Een vriend tegenover me schuifelt wat ongemakkelijk op zijn stoel. “Maar Prediker, het is toch goed om je druk te maken over misstanden?” Prediker glimlacht. “Verbaas je niet over het onrecht. Het was er altijd, het zal er altijd zijn. Als je gelooft dat je door vriendelijk en netjes te zijn het kwaad kunt stoppen, leef je in een illusie. Met de mond waarmee je een ander veroordeelt, doe je de volgende dag zelf iemand pijn. Je plaatst een verontwaardigde tweet over de slavernij in Qatar op een telefoon die door dwangarbeiders in China is gemaakt. Zet jezelf niet buiten het kwaad.”

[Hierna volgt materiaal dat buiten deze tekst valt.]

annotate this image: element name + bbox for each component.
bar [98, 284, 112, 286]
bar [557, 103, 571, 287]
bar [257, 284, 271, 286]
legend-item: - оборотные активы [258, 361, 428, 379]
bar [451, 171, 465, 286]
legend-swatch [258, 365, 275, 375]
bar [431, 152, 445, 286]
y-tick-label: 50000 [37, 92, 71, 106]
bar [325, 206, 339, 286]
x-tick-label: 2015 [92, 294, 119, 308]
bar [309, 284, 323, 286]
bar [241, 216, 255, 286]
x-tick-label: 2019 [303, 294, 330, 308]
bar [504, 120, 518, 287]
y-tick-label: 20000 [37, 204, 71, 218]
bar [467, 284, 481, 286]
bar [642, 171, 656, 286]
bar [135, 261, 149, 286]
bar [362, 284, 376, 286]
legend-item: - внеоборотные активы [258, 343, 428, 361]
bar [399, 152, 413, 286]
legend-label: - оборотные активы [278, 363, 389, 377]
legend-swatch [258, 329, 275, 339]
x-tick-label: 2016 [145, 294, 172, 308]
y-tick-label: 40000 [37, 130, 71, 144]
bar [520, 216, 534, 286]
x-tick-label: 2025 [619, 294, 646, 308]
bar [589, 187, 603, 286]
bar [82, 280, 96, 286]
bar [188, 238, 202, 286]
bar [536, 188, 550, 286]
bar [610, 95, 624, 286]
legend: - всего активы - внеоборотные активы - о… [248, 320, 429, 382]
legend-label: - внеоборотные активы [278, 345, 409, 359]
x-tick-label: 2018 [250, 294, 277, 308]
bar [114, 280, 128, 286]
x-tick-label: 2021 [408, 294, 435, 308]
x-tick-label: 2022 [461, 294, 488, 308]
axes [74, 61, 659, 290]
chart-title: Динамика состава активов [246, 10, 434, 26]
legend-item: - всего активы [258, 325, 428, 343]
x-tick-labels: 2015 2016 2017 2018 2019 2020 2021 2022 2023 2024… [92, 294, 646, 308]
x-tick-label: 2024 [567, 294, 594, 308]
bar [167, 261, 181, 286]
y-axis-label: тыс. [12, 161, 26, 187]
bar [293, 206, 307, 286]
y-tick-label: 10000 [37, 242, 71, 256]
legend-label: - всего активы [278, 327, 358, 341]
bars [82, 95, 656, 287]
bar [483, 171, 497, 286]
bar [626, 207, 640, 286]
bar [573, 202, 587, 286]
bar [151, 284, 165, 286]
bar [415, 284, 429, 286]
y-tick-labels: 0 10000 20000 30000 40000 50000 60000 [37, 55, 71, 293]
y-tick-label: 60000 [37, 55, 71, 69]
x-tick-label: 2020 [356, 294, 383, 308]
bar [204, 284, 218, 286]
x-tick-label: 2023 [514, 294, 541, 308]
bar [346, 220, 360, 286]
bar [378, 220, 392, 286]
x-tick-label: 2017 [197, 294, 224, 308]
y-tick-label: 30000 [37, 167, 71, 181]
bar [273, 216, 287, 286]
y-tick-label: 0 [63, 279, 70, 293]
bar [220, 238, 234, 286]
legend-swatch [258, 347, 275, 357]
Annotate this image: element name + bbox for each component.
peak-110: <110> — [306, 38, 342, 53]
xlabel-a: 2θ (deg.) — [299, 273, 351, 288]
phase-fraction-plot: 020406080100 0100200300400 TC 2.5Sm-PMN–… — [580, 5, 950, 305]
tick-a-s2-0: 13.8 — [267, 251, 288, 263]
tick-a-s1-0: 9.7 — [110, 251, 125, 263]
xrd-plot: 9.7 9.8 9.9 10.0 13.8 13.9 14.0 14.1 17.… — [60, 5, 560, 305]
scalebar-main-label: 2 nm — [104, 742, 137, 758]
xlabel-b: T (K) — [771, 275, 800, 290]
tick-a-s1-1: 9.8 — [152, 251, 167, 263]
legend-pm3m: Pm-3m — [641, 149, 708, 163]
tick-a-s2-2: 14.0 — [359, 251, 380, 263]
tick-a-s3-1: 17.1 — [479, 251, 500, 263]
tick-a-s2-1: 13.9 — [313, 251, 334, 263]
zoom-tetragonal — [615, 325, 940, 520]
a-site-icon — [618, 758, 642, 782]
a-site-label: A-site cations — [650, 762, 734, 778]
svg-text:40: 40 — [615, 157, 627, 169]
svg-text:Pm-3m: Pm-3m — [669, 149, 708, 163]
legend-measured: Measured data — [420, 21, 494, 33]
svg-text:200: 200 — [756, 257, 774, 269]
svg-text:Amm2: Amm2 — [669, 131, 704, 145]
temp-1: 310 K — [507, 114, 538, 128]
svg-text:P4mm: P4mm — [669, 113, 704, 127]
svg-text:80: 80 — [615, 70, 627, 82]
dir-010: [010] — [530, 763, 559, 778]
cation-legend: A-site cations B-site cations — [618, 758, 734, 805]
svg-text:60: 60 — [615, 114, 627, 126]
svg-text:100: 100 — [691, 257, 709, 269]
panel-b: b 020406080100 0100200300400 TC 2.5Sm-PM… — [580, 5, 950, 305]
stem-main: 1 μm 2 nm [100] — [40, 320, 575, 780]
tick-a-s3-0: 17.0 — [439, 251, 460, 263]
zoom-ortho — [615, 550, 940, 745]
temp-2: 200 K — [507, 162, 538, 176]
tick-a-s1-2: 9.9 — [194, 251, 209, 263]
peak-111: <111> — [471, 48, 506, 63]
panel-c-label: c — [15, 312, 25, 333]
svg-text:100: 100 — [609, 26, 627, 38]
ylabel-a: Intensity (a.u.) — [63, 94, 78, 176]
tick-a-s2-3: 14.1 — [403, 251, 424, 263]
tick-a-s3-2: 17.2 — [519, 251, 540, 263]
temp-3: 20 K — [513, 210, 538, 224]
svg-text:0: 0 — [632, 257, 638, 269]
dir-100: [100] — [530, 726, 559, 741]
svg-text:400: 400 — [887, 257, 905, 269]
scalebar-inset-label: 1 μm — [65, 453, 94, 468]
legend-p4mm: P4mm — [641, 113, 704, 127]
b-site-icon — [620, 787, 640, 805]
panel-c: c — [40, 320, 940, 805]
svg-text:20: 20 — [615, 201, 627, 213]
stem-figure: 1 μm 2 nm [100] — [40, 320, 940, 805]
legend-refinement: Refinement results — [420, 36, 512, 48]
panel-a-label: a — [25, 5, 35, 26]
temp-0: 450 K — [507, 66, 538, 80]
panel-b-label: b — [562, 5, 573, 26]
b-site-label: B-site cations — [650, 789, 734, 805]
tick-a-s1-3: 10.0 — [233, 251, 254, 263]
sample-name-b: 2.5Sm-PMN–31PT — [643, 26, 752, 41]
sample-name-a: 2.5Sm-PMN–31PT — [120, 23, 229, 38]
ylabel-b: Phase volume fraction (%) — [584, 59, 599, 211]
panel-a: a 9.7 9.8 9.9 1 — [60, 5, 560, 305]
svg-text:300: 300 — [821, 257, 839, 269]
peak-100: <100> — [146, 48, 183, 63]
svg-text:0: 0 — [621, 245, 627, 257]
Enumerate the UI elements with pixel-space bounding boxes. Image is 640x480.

“Maar dat betekent toch niet dat je al het onrecht maar moet laten gebeuren?” vraag ik. “Wellicht niet. Maar wees in ieder geval voorzichtig met wijzen. Begin in het klein, bij jezelf; dat is al moeilijk genoeg. Denk niet dat je met goed gedrag de hemel op aarde kunt bereiken.”

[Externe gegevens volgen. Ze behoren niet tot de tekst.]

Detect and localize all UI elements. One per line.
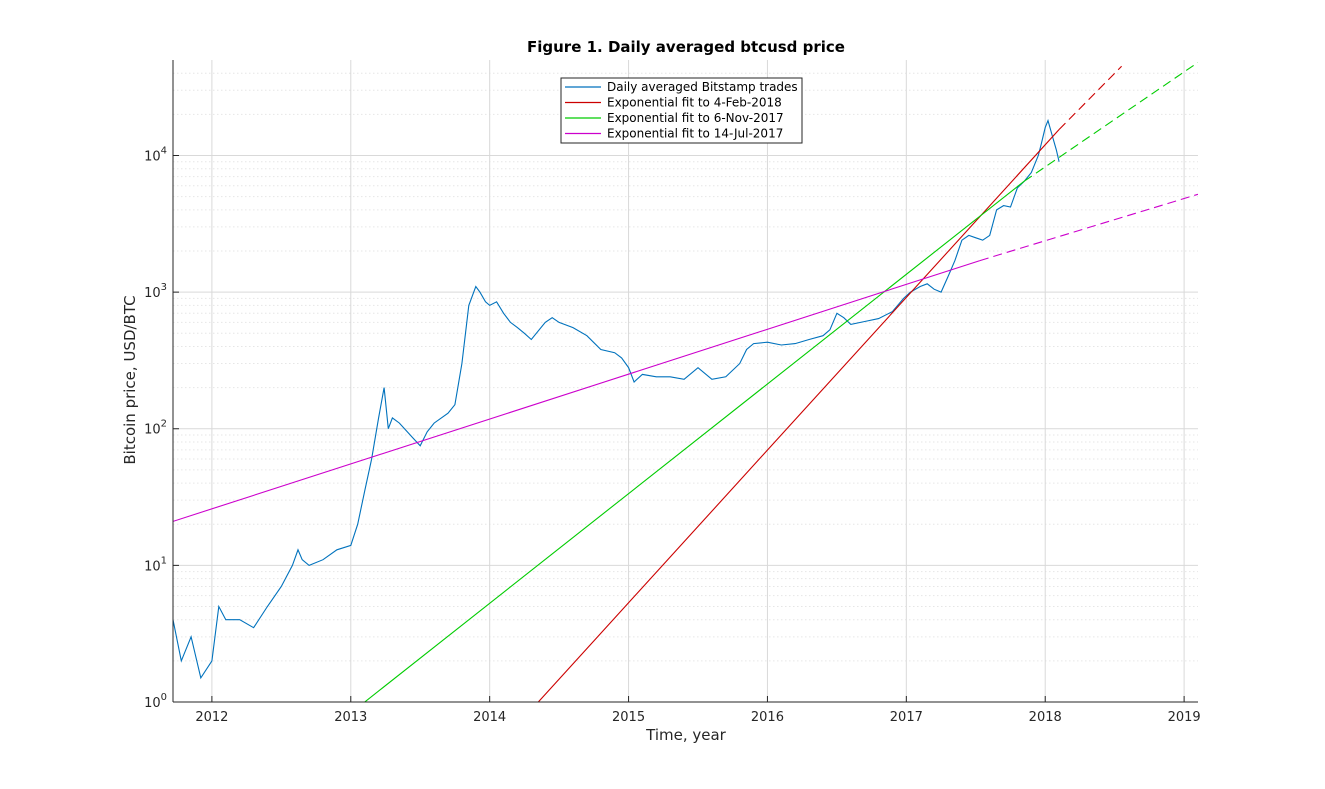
series-line-0 xyxy=(173,118,1060,680)
series-line-5 xyxy=(173,260,981,522)
y-tick-label: 101 xyxy=(144,555,167,574)
y-tick-label: 102 xyxy=(144,419,167,438)
x-tick-label: 2012 xyxy=(195,710,228,725)
x-tick-label: 2013 xyxy=(334,710,367,725)
x-tick-label: 2016 xyxy=(751,710,784,725)
x-tick-label: 2018 xyxy=(1029,710,1062,725)
x-tick-label: 2019 xyxy=(1168,710,1201,725)
plot-area xyxy=(173,61,1198,702)
axes: 2012 2013 2014 2015 2016 2017 2018 2019 100 101 10… xyxy=(144,60,1201,725)
legend-label: Daily averaged Bitstamp trades xyxy=(607,80,798,94)
chart-title: Figure 1. Daily averaged btcusd price xyxy=(527,38,845,56)
x-tick-label: 2015 xyxy=(612,710,645,725)
x-axis-title: Time, year xyxy=(645,726,727,744)
x-tick-label: 2014 xyxy=(473,710,506,725)
legend-box xyxy=(560,77,803,144)
y-tick-label: 103 xyxy=(144,282,167,301)
y-tick-label: 100 xyxy=(144,692,167,711)
series-line-6 xyxy=(979,193,1198,262)
y-tick-label: 104 xyxy=(144,145,167,164)
legend: Daily averaged Bitstamp trades Exponentia… xyxy=(560,77,803,144)
series-line-4 xyxy=(1024,61,1198,182)
grid xyxy=(173,60,1198,703)
series-line-3 xyxy=(364,180,1025,702)
series-line-1 xyxy=(537,129,1060,702)
series-line-2 xyxy=(1058,65,1122,130)
y-axis-title: Bitcoin price, USD/BTC xyxy=(121,295,139,464)
legend-label: Exponential fit to 14-Jul-2017 xyxy=(607,127,783,141)
legend-label: Exponential fit to 4-Feb-2018 xyxy=(607,96,782,110)
x-tick-label: 2017 xyxy=(890,710,923,725)
legend-label: Exponential fit to 6-Nov-2017 xyxy=(607,111,784,125)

Wat is er mis met het goede proberen te doen?

Frustrerend
Ik merk dat het me irriteert. Alles was fijn en prettig, maar Prediker prikt onze tevredenheid met een paar woorden stuk. Zo kun je toch nooit voldaan zijn? Driftig neem ik een hap – verrukkelijke – kaas. “Wat is er mis met het goede proberen te doen?” snauw ik met een volle mond. Opnieuw glimlacht Prediker. Een frustrerend relativerende glimlach. “Niets. Maar wel met de gedachte dat de wereld beter af zou zijn als iedereen op jou zou lijken. Hetzelfde kwaad huist in ieder mensenkind. Liefde en haat, schoonheid en lelijkheid: het zit in ons allemaal.”
Ik gooi het eruit: “Dan kun je bijna beter dood zijn.” Aan tafel is het ongemakkelijk stil. Prediker kijkt me recht aan: “Die gedachte is me niet vreemd. En in veel opzichten zijn de doden inderdaad beter af dan de levenden.” 

‘Ik maak er een potje van’
Dat is het moment waarop ik kwaad opsta en het restaurant uit been, het druilerige Rotterdam in. Ik zwerf een tijdje rond door de stad. Langzamerhand zakt mijn woede. Ik voel me eenzaam en koud; mijn jas is verregend en nat. En ik schaam me een beetje. Prediker heeft gelijk: ik maak er net zo goed een potje van. Ik kan niet eens een normale discussie voeren. 

Amandeltaart
Ik schrik op van een hand op mijn schouder. Als ik me omdraai, sta ik oog in oog met Prediker. Net zo in elkaar gedoken en verregend als ik. Achter hem lopen mijn vrienden. Ze kijken wat beduusd in hun druipende kleren. “Eén ding is erger dan zelfgenoegzaamheid”, zegt Prediker. “Zelfgenoegzaamheid in je eentje. Laten we samen delen van het goede.”

Aan de kade van de Maas gaan we zitten op de kletsnatte stenen. Dicht tegen elkaar aan, in de hoop op een beetje warmte. Onze benen bungelen boven het rivierwater. Prediker opent het plastic bakje. Er zitten zes stukjes amandeltaart in. Terwijl boven het water vuurwerk losbarst, eten wij de taartjes. Rillend, grinnikend om de bizarre situatie en van binnen vreemd warm.